Avoir été flic, aurais-je été un salaud de la sorte, un despote phallocrate à tendance facho? Probable que non. Mais je n’aurais pas eu patte blanche pour autant. Déjà, j’en entends, des bonnes âmes, pour dire qu’ils ne sont pas tous des enflures, que beaucoup joignent les rangs pleins de bonnes intentions. Que dans tous les corps de métier, il y a des enfoirés, quelques perles et le reste. Vrai. Mais la différence, c’est qu’un prof ne peut vous foutre à l’amende, une mécano ne porte pas un flingue à la ceinture.
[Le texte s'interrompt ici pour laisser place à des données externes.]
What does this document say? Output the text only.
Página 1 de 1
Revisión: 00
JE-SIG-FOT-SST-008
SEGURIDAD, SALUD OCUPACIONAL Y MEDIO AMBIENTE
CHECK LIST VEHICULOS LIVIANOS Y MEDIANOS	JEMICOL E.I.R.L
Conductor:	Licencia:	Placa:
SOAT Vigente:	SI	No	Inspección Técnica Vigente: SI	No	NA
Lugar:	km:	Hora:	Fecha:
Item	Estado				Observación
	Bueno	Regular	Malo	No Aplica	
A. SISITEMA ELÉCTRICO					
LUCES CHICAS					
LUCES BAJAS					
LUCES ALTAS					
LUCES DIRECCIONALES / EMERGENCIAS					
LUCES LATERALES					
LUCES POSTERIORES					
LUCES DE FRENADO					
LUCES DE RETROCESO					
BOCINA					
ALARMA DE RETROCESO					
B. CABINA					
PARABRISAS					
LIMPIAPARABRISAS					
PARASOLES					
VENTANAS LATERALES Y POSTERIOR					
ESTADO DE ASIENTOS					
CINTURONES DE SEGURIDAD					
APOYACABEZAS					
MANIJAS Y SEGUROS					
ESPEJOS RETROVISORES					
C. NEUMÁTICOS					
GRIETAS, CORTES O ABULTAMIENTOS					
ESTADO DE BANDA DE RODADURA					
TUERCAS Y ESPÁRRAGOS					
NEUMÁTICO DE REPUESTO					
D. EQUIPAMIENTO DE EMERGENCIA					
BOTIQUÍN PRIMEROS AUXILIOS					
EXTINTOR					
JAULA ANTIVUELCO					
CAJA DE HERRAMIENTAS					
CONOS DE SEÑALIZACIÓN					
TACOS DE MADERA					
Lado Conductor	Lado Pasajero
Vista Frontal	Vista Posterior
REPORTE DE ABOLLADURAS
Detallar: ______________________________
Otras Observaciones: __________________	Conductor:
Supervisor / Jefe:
Ces « bons flics », je ne sais pas si je peux leur foutre la complicité par association, mais coupables par solidarité et fraternité, je vais me gêner, tiens. Et chez les « agents de la paix », justement, on se serre les coudes, quitte à protéger des psychopathes, à fricoter avec des gens violents, dénués d’empathie. Ces nobles chevaliers, défenseurs d’la veuve pis du chiard, pourquoi ne dénoncent-ils pas les actes, les agressions de leurs collègues? Car, ne dit-on pas que « qui se tait, consent »? C’est peut-être ça, le prix de l’impunité : le silence des autres.